Schrijftips
Begin niet meteen aan een heel (dik) boek.
Vaak lukt het beter als je (om te beginnen) een
kort verhaal maakt. Dat kan twee of drie
bladzijdes lang zijn, maar ook langer natuurlijk.
Dat ligt er maar aan wat je te vertellen hebt.
Een goed kort verhaal kan net zo mooi zijn, als
een boek van tachtig bladzijde.
Het is handig van tevoren heel kort op te schrijven hoe het verhaal ongeveer gaat
worden.
Bijvoorbeeld: (en nu verzin ik maar wat)
•
Esther zit in de klas
•
Gaat naar de wc, ziet dat een ander kind (Hanneke) iets pikt.
•
Wat moet Esther doen? Twijfel.
•
Verklikken? Dat kind in pauze aanspreken?
•
In pauze naar Hanneke ' schrikt, begint te huilen.
•
Hanneke vertelt waarom ze het doet.
•
Enz. (mag je zelf verzinnen)
Het wil niet zeggen dat je dat het verhaal precies moet uitwerken zoals in je schema.
Als ik aan een boek begin, heb ik ook zo'n schema.
Maar als ik eenmaal bezig ben, verander ik een heleboel. Ik krijg dan, tijdens het
schrijven, weer allerlei nieuwe ideeën en die gebruik ik. Toch het is fijn om van tevoren
een beetje te weten, welke kant het verhaal opgaat.
Bedenk daarom altijd hoe het verhaal zal aflopen! Máár…als je tijdens het schrijven een
ander einde bedenkt dat je beter vindt: gewoon doen!
Het is wel fijn als je begint dat je (voorlopig) weet waar je naartoe wilt!
Let ook op de 'spanningsboog' in je verhaal.
Als (eenvoudig) voorbeeld het verhaal van Roodkapje.
-> Het begin is niet zo spannend.
Roodkapje moet naar oma en haar moeder waarschuwt Roodkapje: 'Je moet flink
doorlopen, op het pad blijven en niet met vreemde mensen meegaan.'
Tóch word je al een beetje nieuwsgierig, want er is een of ander gevaar in het bos,
anders zou moeder dat niet zeggen.
Dan komt Roodkapje de wolf tegen die erg vriendelijk tegen haar is.
->>Het verhaal wordt al een beetje spannender.
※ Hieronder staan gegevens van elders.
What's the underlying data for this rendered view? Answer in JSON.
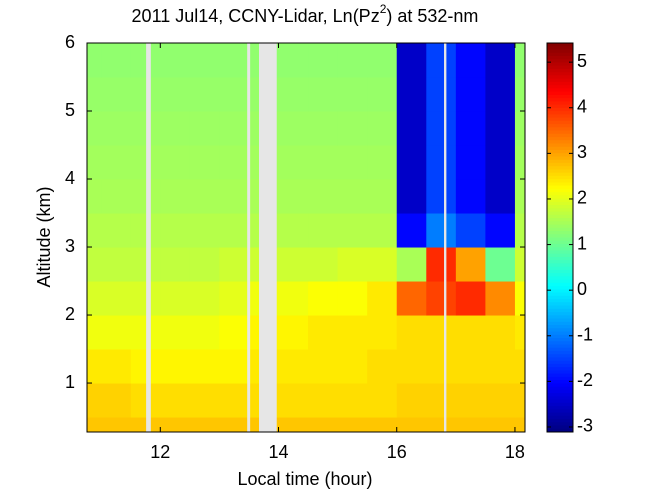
{
  "chart_data": {
    "type": "heatmap",
    "title": [
      "2011 Jul14, CCNY-Lidar, Ln(Pz",
      "2",
      ") at 532-nm"
    ],
    "xlabel": "Local time (hour)",
    "ylabel": "Altitude (km)",
    "xlim": [
      10.76,
      18.17
    ],
    "ylim": [
      0.28,
      6
    ],
    "xticks": [
      12,
      14,
      16,
      18
    ],
    "yticks": [
      1,
      2,
      3,
      4,
      5,
      6
    ],
    "clim": [
      -3.11,
      5.42
    ],
    "cticks": [
      -3,
      -2,
      -1,
      0,
      1,
      2,
      3,
      4,
      5
    ],
    "colormap": "jet",
    "xbins": [
      10.76,
      11,
      11.5,
      12,
      12.5,
      13,
      13.5,
      14,
      14.5,
      15,
      15.5,
      16,
      16.5,
      17,
      17.5,
      18,
      18.17
    ],
    "ybins": [
      0.28,
      0.5,
      1,
      1.5,
      2,
      2.5,
      3,
      3.5,
      4,
      4.5,
      5,
      5.5,
      6
    ],
    "values": [
      [
        2.7,
        2.7,
        2.7,
        2.7,
        2.7,
        2.7,
        2.7,
        2.7,
        2.7,
        2.7,
        2.7,
        2.7,
        2.7,
        2.7,
        2.7,
        2.7
      ],
      [
        2.6,
        2.6,
        2.5,
        2.5,
        2.5,
        2.5,
        2.5,
        2.5,
        2.5,
        2.5,
        2.5,
        2.6,
        2.6,
        2.6,
        2.6,
        2.6
      ],
      [
        2.4,
        2.4,
        2.3,
        2.3,
        2.3,
        2.3,
        2.4,
        2.4,
        2.4,
        2.4,
        2.5,
        2.5,
        2.5,
        2.5,
        2.5,
        2.5
      ],
      [
        2.1,
        2.1,
        2.1,
        2.1,
        2.1,
        2.2,
        2.3,
        2.3,
        2.4,
        2.4,
        2.4,
        2.5,
        2.5,
        2.5,
        2.5,
        2.4
      ],
      [
        1.9,
        1.9,
        1.9,
        1.9,
        1.9,
        2.0,
        2.1,
        2.1,
        2.2,
        2.2,
        2.4,
        3.5,
        3.8,
        4.0,
        3.2,
        2.2
      ],
      [
        1.7,
        1.7,
        1.7,
        1.7,
        1.7,
        1.8,
        1.8,
        1.8,
        1.8,
        1.9,
        1.9,
        1.5,
        4.0,
        3.0,
        1.0,
        1.8
      ],
      [
        1.6,
        1.6,
        1.6,
        1.6,
        1.6,
        1.6,
        1.6,
        1.6,
        1.6,
        1.6,
        1.6,
        -2.0,
        -1.0,
        -1.5,
        -2.0,
        1.6
      ],
      [
        1.5,
        1.5,
        1.5,
        1.5,
        1.5,
        1.5,
        1.5,
        1.5,
        1.5,
        1.5,
        1.5,
        -2.5,
        -1.5,
        -2.0,
        -2.5,
        1.5
      ],
      [
        1.45,
        1.45,
        1.45,
        1.45,
        1.45,
        1.45,
        1.45,
        1.45,
        1.45,
        1.45,
        1.45,
        -2.5,
        -1.5,
        -2.0,
        -2.5,
        1.45
      ],
      [
        1.4,
        1.4,
        1.4,
        1.4,
        1.4,
        1.4,
        1.4,
        1.4,
        1.4,
        1.4,
        1.4,
        -2.5,
        -1.5,
        -2.0,
        -2.5,
        1.4
      ],
      [
        1.35,
        1.35,
        1.35,
        1.35,
        1.35,
        1.35,
        1.35,
        1.35,
        1.35,
        1.35,
        1.35,
        -2.5,
        -1.5,
        -2.0,
        -2.5,
        1.35
      ],
      [
        1.3,
        1.3,
        1.3,
        1.3,
        1.3,
        1.3,
        1.3,
        1.3,
        1.3,
        1.3,
        1.3,
        -2.5,
        -1.5,
        -2.0,
        -2.5,
        1.3
      ]
    ],
    "gaps": [
      [
        11.76,
        11.84
      ],
      [
        13.47,
        13.52
      ],
      [
        13.67,
        13.97
      ],
      [
        16.8,
        16.84
      ]
    ]
  }
}
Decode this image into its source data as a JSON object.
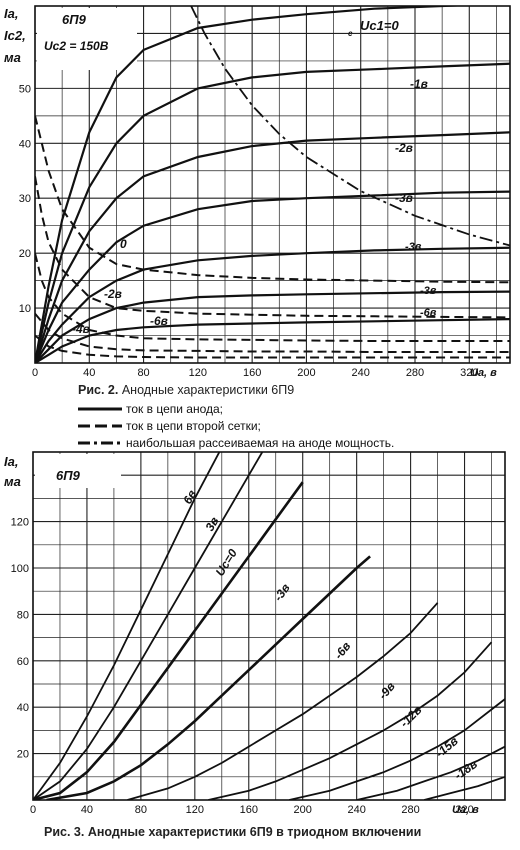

De wolf gaat naar oma, eet haar op en Roodkapje staat even later op de stoep van het
huisje van oma.
->>>Nu wordt het echt spannend, want je weet wat de wolf van plan is en dat gebeurt
ook.
'Tenslotte komt de jager en loopt alles goed af.
Het is vaak ook handig om de hoofdperso(o)n(en) (een beetje) op jezelf te
laten lijken of op iemand je goed kent.
Dan kun je denken: ‘Wat zou ik gedaan of gezegd hebben, als ik dit écht zou mee
maken?’
Of: ‘Wat zou die ander doen?’
Mensen kunnen natuurlijk ook dingen dénken of allerlei gevoelens hebben
(vrolijk, verdrietig, bang, verliefd, boos, verlegen, dapper enz. enz. enz.)
Een verhaal kan dus niet alleen spannend worden door veel actie, maar ook
doordat je gaat meeleven met gedachten en de gevoelens van de
hoofdperso(o)n(en).
Schrijf vooraf ook een paar dingen op over de hoofdpersonen. Aardige dingen,
maar soms ook minder aardige dingen.
Bijvoorbeeld:
Esther: 11 jaar, groep 7, klein, donker haar, lekker fel, kan soms iets
nogal hard zeggen (flapt ze eruit voor ze er erg in heeft) ,meestal heel
aardig.
Hanneke: 12 jaar, groep 7, lang, beetje mager, paardenstaart, wordt
gepest, onzeker, wil graag bij de groep horen.
Wouter: 11 jaar, beetje dik, vriend van Esther, humor, lacht graag,
plaagt soms andere kinderen. Bedoelt het niet verkeerd.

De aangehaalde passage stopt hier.